Il reste qu’à Noël, nous célébrons,
officiellement, la naissance de Jésus. Lequel est
né, dit-on, non dans un palais, mais dans une étable
! En même temps, il s’agit bien, chez nous, de
la fête de la grande consommation.
Mais il se trouve que la consommation est
très
inégalement
répartie dans ce monde…. Rien n’est plus
conforme à l’esprit du christianisme que de
penser à cette misère du monde dans lequel
Jésus est né, pauvre entre les pauvres.
La
fête de la lumière
Cependant, Noël est aussi la fête des enfants,
et donc des familles. Si Noël n’existait pas,
il faudrait certainement l’inventer. Même la
Russie soviétique –athée en diable- a
fêté le « père Gel » afin
de rester dans l’orbe d’une pratique populaire
ancienne.
Pourtant, dans beaucoup de pays du monde,
une telle fête
est inconnue. Soit parce qu’elle ne fait pas partie
des coutumes, soit parce que sa célébration
est hors de la portée de ceux qui n’ont rien.

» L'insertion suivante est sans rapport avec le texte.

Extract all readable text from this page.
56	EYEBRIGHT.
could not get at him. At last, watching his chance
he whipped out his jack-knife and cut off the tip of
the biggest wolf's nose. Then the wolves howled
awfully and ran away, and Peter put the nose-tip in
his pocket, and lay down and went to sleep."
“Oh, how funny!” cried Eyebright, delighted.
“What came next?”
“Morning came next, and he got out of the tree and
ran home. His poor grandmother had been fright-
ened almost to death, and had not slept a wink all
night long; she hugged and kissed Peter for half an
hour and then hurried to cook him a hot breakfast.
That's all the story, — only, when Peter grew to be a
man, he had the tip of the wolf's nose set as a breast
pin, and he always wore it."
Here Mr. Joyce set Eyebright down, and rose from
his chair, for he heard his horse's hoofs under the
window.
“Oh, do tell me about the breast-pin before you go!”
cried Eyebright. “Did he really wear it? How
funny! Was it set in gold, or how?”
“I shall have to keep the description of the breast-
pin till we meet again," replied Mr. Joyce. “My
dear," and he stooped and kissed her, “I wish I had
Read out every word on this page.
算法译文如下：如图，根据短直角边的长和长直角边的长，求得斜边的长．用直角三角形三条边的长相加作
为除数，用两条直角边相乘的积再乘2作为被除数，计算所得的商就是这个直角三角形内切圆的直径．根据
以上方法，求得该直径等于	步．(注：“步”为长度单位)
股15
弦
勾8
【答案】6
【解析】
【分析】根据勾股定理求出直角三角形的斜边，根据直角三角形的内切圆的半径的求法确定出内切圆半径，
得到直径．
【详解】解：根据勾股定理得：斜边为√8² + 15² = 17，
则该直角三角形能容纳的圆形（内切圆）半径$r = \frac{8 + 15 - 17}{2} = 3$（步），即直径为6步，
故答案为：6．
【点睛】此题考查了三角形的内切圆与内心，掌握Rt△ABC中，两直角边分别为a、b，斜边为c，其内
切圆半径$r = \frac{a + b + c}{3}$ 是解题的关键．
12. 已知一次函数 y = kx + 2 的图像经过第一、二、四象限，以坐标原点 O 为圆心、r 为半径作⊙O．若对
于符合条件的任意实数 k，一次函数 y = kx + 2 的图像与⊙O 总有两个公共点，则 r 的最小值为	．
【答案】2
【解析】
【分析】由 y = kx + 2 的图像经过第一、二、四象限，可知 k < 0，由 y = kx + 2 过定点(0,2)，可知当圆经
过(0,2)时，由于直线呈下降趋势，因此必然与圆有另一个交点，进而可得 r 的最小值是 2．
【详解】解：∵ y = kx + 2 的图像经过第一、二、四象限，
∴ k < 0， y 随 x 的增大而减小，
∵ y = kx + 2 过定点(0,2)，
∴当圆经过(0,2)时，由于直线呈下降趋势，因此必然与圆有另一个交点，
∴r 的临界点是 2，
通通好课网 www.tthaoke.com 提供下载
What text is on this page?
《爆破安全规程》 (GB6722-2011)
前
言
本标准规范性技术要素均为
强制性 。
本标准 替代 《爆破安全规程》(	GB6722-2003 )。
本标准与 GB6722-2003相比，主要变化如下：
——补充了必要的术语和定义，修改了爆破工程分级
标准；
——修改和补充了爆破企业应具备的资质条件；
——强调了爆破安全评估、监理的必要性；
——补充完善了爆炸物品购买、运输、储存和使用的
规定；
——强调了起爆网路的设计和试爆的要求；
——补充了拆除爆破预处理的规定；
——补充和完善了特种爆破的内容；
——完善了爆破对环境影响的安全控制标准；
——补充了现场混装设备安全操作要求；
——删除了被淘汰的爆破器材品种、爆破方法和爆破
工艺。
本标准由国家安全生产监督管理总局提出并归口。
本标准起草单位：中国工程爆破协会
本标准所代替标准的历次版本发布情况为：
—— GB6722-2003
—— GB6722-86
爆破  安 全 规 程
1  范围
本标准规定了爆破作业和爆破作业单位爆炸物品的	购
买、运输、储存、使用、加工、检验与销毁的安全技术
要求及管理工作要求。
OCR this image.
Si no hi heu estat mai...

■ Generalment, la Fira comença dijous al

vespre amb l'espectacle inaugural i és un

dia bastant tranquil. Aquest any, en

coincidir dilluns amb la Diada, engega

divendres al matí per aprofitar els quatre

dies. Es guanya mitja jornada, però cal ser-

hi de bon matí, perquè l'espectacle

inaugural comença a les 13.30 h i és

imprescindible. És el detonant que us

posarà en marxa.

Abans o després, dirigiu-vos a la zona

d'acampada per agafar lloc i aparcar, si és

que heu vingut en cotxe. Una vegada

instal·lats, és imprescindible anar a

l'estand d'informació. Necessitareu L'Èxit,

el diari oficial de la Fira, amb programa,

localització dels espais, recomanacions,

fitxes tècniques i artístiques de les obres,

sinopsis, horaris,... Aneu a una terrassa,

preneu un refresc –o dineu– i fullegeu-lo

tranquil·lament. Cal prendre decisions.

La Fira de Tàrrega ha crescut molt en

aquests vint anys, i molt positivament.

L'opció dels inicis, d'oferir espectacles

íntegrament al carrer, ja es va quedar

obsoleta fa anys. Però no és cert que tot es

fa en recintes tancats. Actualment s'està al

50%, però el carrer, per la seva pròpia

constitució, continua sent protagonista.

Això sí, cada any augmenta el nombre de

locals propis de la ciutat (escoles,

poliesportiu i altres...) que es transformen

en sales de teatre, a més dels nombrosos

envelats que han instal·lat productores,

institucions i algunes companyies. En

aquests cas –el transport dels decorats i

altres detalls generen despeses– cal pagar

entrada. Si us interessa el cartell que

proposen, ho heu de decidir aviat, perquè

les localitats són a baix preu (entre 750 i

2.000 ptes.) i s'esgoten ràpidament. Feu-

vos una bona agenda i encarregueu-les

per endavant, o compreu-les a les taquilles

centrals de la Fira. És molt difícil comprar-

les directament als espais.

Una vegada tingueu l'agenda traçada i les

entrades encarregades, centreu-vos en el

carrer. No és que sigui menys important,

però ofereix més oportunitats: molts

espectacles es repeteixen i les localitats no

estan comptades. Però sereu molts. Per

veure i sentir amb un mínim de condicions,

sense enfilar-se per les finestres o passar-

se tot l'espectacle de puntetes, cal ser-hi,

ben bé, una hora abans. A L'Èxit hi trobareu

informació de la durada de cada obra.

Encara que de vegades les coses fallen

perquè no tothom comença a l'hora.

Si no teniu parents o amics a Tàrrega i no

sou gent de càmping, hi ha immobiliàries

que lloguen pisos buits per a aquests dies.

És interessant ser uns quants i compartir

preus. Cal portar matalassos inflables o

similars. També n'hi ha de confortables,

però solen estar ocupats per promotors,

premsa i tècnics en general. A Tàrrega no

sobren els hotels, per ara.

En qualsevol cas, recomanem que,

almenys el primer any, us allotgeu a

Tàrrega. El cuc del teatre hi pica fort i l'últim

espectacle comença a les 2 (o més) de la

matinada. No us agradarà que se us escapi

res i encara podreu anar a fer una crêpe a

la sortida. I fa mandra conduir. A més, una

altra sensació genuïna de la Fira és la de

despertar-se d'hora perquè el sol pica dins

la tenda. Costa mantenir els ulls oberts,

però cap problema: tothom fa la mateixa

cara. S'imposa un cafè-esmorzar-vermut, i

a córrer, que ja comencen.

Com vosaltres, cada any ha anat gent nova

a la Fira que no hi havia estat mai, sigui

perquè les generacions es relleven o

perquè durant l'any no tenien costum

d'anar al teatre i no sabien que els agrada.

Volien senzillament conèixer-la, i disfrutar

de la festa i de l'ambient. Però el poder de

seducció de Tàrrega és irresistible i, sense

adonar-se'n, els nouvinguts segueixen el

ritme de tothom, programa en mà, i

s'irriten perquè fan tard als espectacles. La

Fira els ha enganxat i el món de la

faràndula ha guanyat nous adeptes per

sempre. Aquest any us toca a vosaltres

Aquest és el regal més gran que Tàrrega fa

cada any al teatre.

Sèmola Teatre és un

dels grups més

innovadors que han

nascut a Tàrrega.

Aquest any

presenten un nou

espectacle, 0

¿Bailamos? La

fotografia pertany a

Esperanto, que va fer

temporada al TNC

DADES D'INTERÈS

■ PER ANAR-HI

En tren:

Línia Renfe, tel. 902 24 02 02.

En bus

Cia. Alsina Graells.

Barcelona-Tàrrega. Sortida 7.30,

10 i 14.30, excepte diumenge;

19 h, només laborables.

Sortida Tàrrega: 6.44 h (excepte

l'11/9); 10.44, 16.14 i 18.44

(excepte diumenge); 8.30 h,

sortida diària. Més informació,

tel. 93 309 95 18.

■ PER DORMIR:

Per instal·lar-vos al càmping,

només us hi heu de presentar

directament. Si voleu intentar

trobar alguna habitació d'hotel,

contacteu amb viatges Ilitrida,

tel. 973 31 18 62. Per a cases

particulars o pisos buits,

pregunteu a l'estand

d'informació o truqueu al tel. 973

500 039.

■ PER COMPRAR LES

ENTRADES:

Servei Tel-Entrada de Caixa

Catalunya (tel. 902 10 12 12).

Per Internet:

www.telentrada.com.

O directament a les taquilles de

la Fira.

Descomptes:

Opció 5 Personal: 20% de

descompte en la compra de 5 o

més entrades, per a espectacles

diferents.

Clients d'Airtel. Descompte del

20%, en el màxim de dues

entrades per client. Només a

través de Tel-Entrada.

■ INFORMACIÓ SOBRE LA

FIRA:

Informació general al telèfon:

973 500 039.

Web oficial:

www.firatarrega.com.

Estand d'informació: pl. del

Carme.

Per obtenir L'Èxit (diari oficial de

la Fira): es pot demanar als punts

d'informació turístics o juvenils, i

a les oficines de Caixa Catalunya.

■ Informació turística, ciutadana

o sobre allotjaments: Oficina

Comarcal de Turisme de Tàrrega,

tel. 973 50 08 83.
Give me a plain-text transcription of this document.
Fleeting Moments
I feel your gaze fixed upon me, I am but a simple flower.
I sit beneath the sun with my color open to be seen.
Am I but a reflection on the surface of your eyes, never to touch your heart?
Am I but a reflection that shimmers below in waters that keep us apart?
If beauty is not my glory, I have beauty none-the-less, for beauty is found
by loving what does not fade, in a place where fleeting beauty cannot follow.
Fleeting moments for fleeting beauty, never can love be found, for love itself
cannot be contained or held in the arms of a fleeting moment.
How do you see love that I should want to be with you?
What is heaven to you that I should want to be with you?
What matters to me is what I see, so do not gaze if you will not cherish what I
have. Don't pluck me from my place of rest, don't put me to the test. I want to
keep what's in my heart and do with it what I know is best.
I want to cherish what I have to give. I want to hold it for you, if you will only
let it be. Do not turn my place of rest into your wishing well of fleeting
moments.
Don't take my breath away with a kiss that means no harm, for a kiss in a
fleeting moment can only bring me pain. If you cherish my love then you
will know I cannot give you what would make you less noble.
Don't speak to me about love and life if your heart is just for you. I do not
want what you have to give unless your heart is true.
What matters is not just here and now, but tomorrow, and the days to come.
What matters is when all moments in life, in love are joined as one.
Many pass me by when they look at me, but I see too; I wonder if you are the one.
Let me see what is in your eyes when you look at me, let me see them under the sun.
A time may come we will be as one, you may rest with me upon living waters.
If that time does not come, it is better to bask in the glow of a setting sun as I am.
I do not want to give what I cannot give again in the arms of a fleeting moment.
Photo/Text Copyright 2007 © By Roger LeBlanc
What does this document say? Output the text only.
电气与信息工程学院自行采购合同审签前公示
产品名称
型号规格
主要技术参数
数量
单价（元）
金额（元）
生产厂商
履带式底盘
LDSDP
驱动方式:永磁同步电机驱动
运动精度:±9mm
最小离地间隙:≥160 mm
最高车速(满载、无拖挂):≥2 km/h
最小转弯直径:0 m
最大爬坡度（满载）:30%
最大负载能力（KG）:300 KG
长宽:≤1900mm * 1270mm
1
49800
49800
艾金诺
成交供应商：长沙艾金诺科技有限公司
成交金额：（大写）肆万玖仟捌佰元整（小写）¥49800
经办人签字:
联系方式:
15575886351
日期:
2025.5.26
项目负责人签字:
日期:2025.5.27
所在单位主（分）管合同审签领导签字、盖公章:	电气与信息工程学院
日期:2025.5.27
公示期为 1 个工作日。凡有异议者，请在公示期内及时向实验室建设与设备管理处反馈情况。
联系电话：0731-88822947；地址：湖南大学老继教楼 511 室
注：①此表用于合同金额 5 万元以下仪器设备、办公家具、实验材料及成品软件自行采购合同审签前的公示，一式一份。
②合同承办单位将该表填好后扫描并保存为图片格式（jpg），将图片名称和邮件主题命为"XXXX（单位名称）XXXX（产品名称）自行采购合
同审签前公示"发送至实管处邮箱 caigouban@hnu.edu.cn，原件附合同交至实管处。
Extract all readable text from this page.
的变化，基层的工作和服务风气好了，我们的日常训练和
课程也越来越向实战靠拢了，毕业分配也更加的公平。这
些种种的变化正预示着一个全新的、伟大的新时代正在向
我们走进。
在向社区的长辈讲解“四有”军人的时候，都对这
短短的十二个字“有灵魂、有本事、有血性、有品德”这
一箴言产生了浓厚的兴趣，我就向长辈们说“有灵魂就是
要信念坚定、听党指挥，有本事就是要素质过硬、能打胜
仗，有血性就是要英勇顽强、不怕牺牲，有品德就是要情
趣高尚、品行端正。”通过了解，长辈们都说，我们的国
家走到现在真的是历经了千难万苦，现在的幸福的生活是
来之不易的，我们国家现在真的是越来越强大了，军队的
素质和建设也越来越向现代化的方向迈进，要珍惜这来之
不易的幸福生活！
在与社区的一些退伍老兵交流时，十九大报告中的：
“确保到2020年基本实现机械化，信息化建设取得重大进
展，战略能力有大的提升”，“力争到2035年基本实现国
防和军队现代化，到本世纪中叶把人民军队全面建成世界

Beaucoup, sur cette terre, ne savent rien
de cette ancienne fête du solstice. Et –parmi ceux qui savent-
beaucoup, ici et là, n’ont aucun moyen d’accéder
aux grandes réjouissances. D’ailleurs, le cœur
de l’hiver est funeste aux sans-abris.
D’autre part : qu’en est-il, aujourd’hui,
du Noël des enfants palestiniens ? Qu’ils soient
chrétiens ou musulmans, la fête est loin !
On songe aux paroles de la chanson (connue
dans tout le monde arabe), chantée par la grande Fairûz (« madînatu
s-salâT » : « la ville de la prière » –qui
est Jérusalem):
«
L’enfant dans la grotte
Et sa mère Maryam
Leurs deux visages pleurent »
La suite de la chanson est tragique. Elle
reflète
bien la situation actuelle. Que ceux qui ont la chance de
se réjouir durant cette fête, aient une pensée
pour la misère de ce monde où Jésus
est né. Le paradoxe de Noël est là. Une
fête de la lumière en un temps de grande obscurité.
Une célébration de l’humble naissance
de Jésus et une fête de la grande consommation.